2- Research Hypothesis
       Based on the research objective, the theoretical literature and previous studies, the research hypotheses are as follows:
: Financial statements comparability has a positive effect on annual stock returns.
: Institutional ownership has a moderating effect on the relationship between financial statements comparability and annual stock returns.
: Financial statements comparability has a negative effect on stock return volatility.
: Institutional ownership has a moderating effect on the relationship between financial statements comparability and stock returns volatility.
: Financial statements comparability has a positive effect on trade credit.

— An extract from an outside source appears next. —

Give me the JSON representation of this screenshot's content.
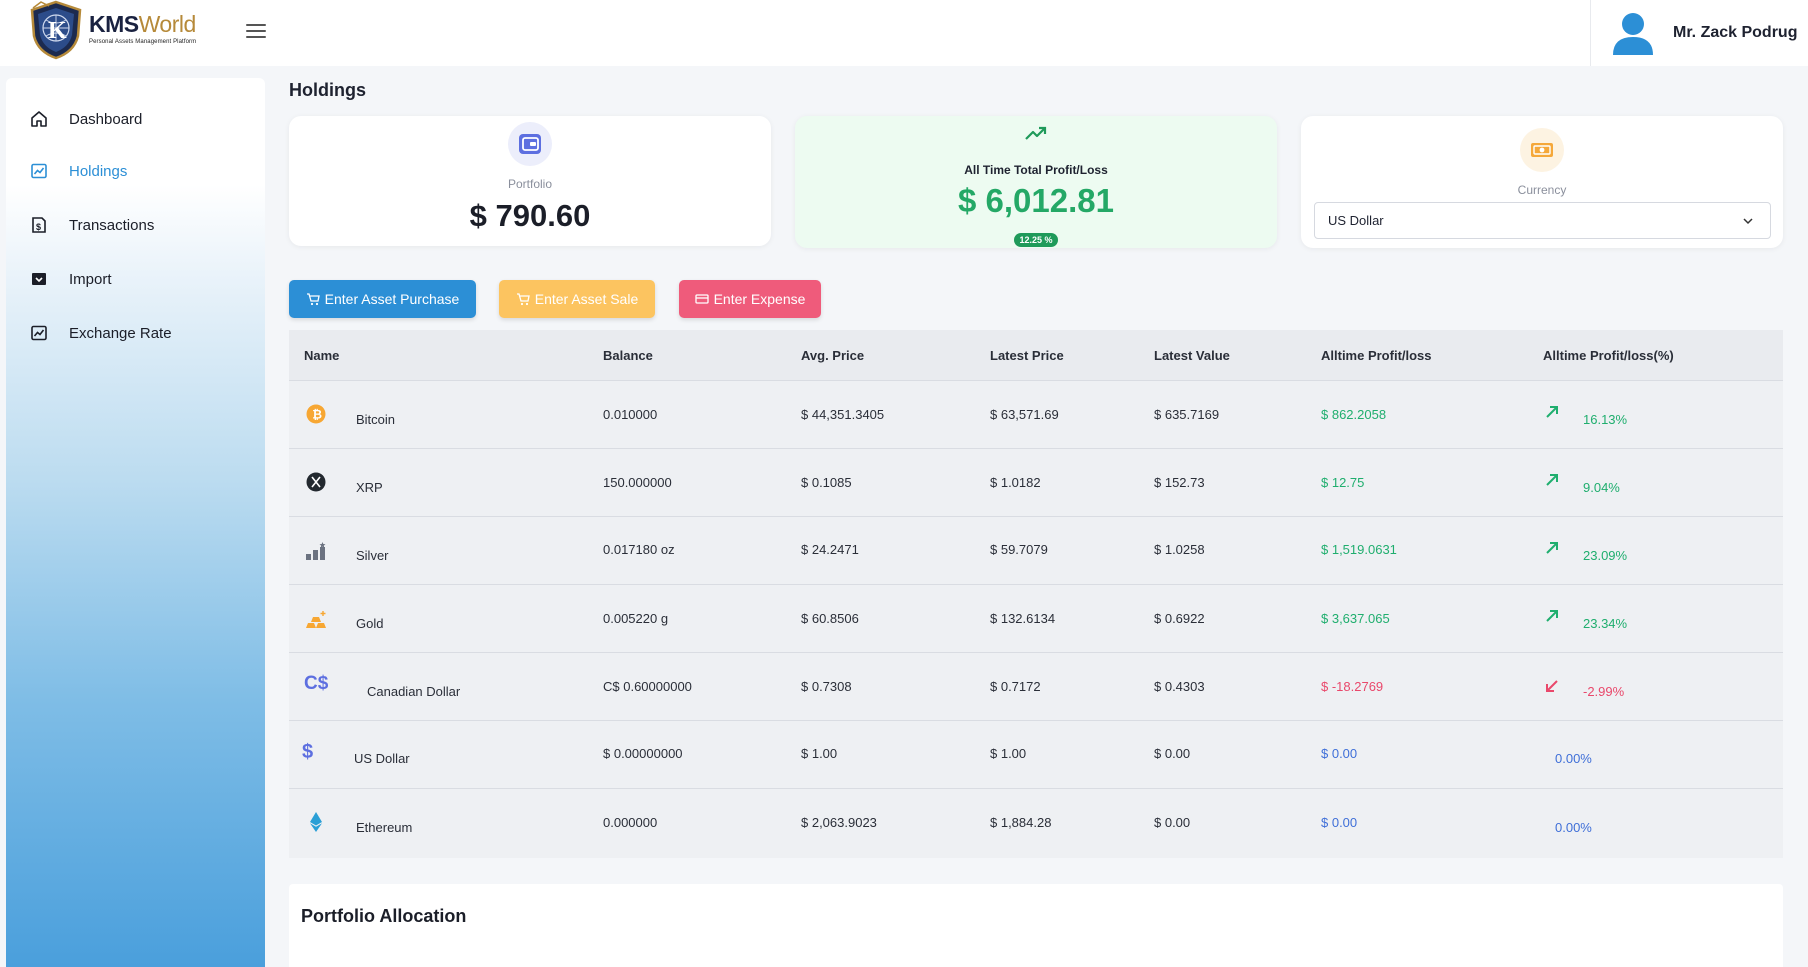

: Institutional ownership has a moderating effect on the relationship between financial statements comparability and trade credit.
 
3- Methods
       The statistical population of this research includes all companies listed in Tehran Stock Exchange during the period of 2011-2017. The sample of the study consisted of 119 active companies from 11 industries over a period of 7 years with 833 observations. We used the documentary research method to collect information on theoretical foundations and background of the research and Rahavard Novin Software and information available on the Tehran Stock Exchange website to collect the required data. Finally, we tested the research hypotheses using a multivariate linear regression model and panel data and Eviews9 software.
4- Results
       Findings of the research indicate that the cash flow comparability has a positive and significant effect on stock annual returns, and institutional ownership moderates this relationship. Furthermore, the earnings comparability has a negative and significant effect on stock return volatility, and institutional ownership moderates this relationship. In addition, the comparability of earnings and cash flows has a positive and significant effect on trade credit, but institutional ownership does not have a moderating effect on these relationships.

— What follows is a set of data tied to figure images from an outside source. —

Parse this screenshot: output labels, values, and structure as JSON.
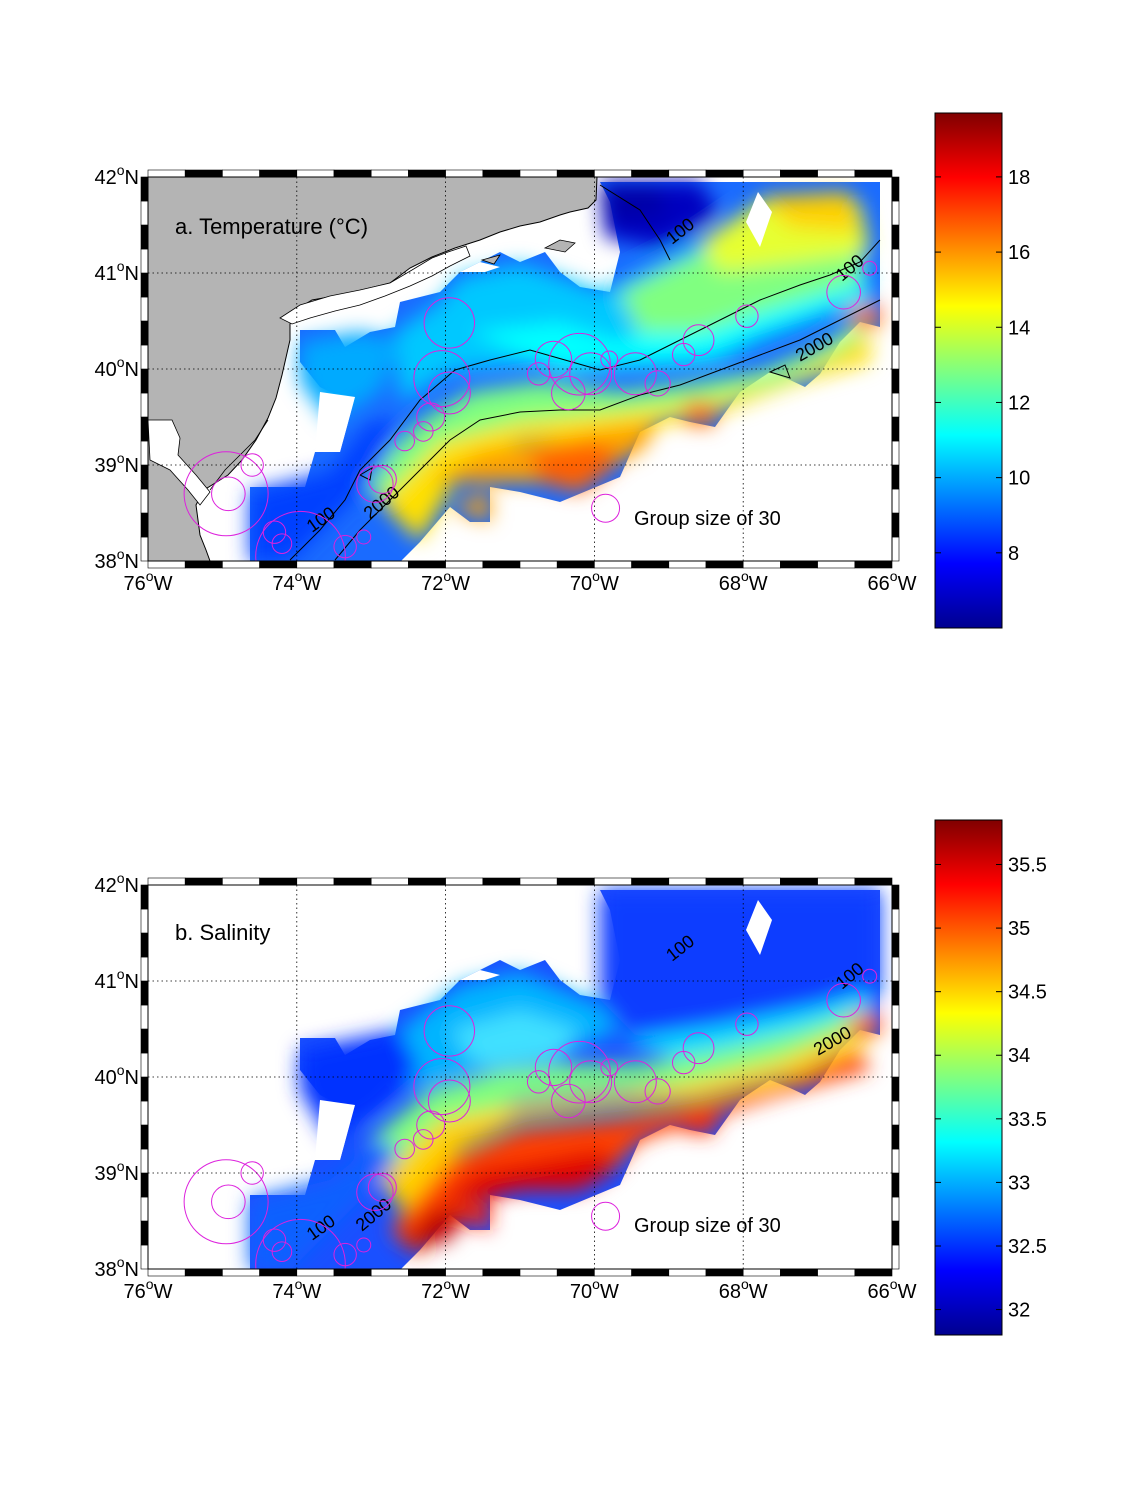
{
  "panels": [
    {
      "id": "temperature",
      "label": "a. Temperature (°C)",
      "legend_text": "Group size of 30",
      "contours": [
        "100",
        "2000",
        "100",
        "100",
        "2000",
        "2000"
      ],
      "colorbar": {
        "ticks": [
          "8",
          "10",
          "12",
          "14",
          "16",
          "18"
        ],
        "min": 6,
        "max": 19.7
      }
    },
    {
      "id": "salinity",
      "label": "b. Salinity",
      "legend_text": "Group size of 30",
      "contours": [
        "100",
        "2000",
        "100",
        "100",
        "2000",
        "2000"
      ],
      "colorbar": {
        "ticks": [
          "32",
          "32.5",
          "33",
          "33.5",
          "34",
          "34.5",
          "35",
          "35.5"
        ],
        "min": 31.8,
        "max": 35.85
      }
    }
  ],
  "axes": {
    "lon_ticks": [
      "76",
      "74",
      "72",
      "70",
      "68",
      "66"
    ],
    "lon_suffix": "W",
    "lat_ticks": [
      "38",
      "39",
      "40",
      "41",
      "42"
    ],
    "lat_suffix": "N",
    "degree_mark": "o",
    "lon_range": [
      -76,
      -66
    ],
    "lat_range": [
      38,
      42
    ]
  },
  "colors": {
    "land": "#b4b4b4",
    "markers": "#dd22dd",
    "colormap": "jet"
  },
  "markers": [
    {
      "lon": -74.95,
      "lat": 38.7,
      "size": 3
    },
    {
      "lon": -74.92,
      "lat": 38.7,
      "size": 1.2
    },
    {
      "lon": -74.6,
      "lat": 39.0,
      "size": 0.8
    },
    {
      "lon": -74.3,
      "lat": 38.3,
      "size": 0.8
    },
    {
      "lon": -74.2,
      "lat": 38.18,
      "size": 0.7
    },
    {
      "lon": -73.95,
      "lat": 38.05,
      "size": 3.2
    },
    {
      "lon": -73.35,
      "lat": 38.15,
      "size": 0.8
    },
    {
      "lon": -73.1,
      "lat": 38.25,
      "size": 0.5
    },
    {
      "lon": -72.95,
      "lat": 38.8,
      "size": 1.3
    },
    {
      "lon": -72.85,
      "lat": 38.85,
      "size": 1
    },
    {
      "lon": -72.55,
      "lat": 39.25,
      "size": 0.7
    },
    {
      "lon": -72.3,
      "lat": 39.35,
      "size": 0.7
    },
    {
      "lon": -72.2,
      "lat": 39.5,
      "size": 1
    },
    {
      "lon": -72.05,
      "lat": 39.9,
      "size": 2
    },
    {
      "lon": -71.95,
      "lat": 39.75,
      "size": 1.5
    },
    {
      "lon": -71.95,
      "lat": 40.48,
      "size": 1.8
    },
    {
      "lon": -70.75,
      "lat": 39.95,
      "size": 0.8
    },
    {
      "lon": -70.55,
      "lat": 40.1,
      "size": 1.3
    },
    {
      "lon": -70.35,
      "lat": 39.75,
      "size": 1.2
    },
    {
      "lon": -70.2,
      "lat": 40.05,
      "size": 2.2
    },
    {
      "lon": -70.05,
      "lat": 39.95,
      "size": 1.5
    },
    {
      "lon": -69.8,
      "lat": 40.1,
      "size": 0.6
    },
    {
      "lon": -69.45,
      "lat": 39.95,
      "size": 1.5
    },
    {
      "lon": -69.15,
      "lat": 39.85,
      "size": 0.9
    },
    {
      "lon": -68.8,
      "lat": 40.15,
      "size": 0.8
    },
    {
      "lon": -68.6,
      "lat": 40.3,
      "size": 1.1
    },
    {
      "lon": -67.95,
      "lat": 40.55,
      "size": 0.8
    },
    {
      "lon": -66.65,
      "lat": 40.8,
      "size": 1.2
    },
    {
      "lon": -66.3,
      "lat": 41.05,
      "size": 0.5
    }
  ],
  "legend_marker": {
    "lon": -69.85,
    "lat": 38.55,
    "size": 1
  }
}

  5- Discussion and Conclusion
       The comparability is an increasing qualitative characteristic of the usefulness of financial information and causes users to make better and more efficient investment decisions when evaluating alternative opportunities. The results of testing the first and second hypotheses show that operating cash flow comparability has a positive and significant effect on stock returns, and this effect is moderated by institutional ownership. These results are consistent with the theoretical foundations of the research and studies results of Choi et al., (2019), Barth et al., (2018), Lu (2012), Bohl et al., (2009), Elyasiani and Jia (2008), Golarzi and Zangouri (2013), and Nazemi et al., (2015), and contrary to the results of research of Yassin et al., (2015), Holderness (2003). The results of testing the third and fourth hypotheses show that net income comparability has a negative and significant effect on stock returns volatility and this effect is moderated by institutional ownership. These results are consistent with the theoretical foundations of the research and study results of Rajgopal and Venkatachalam (2011), Heidarpoor and Zare Rafie (2014), and Moosavi Shiri et al., (2015). The results of testing the fifth and sixth hypothesis show that the comparability of net income and operating cash flow has a positive and significant effect on trade credit, but institutional ownership does not have a moderating effect on these relationships. These results are consistent with the theoretical foundations of the research and study results of Bharath et al., (2008), Aflatooni and Nemati (2018), and Ebrahimi Kordlar and Taheri (2015), and contrary to the research results of Izadi Nia and Taheri (2016).
  Keywords: Financial Statement Comparability, Stock Return, Stock Return Volatility, Trade Credit, Institutional Ownership.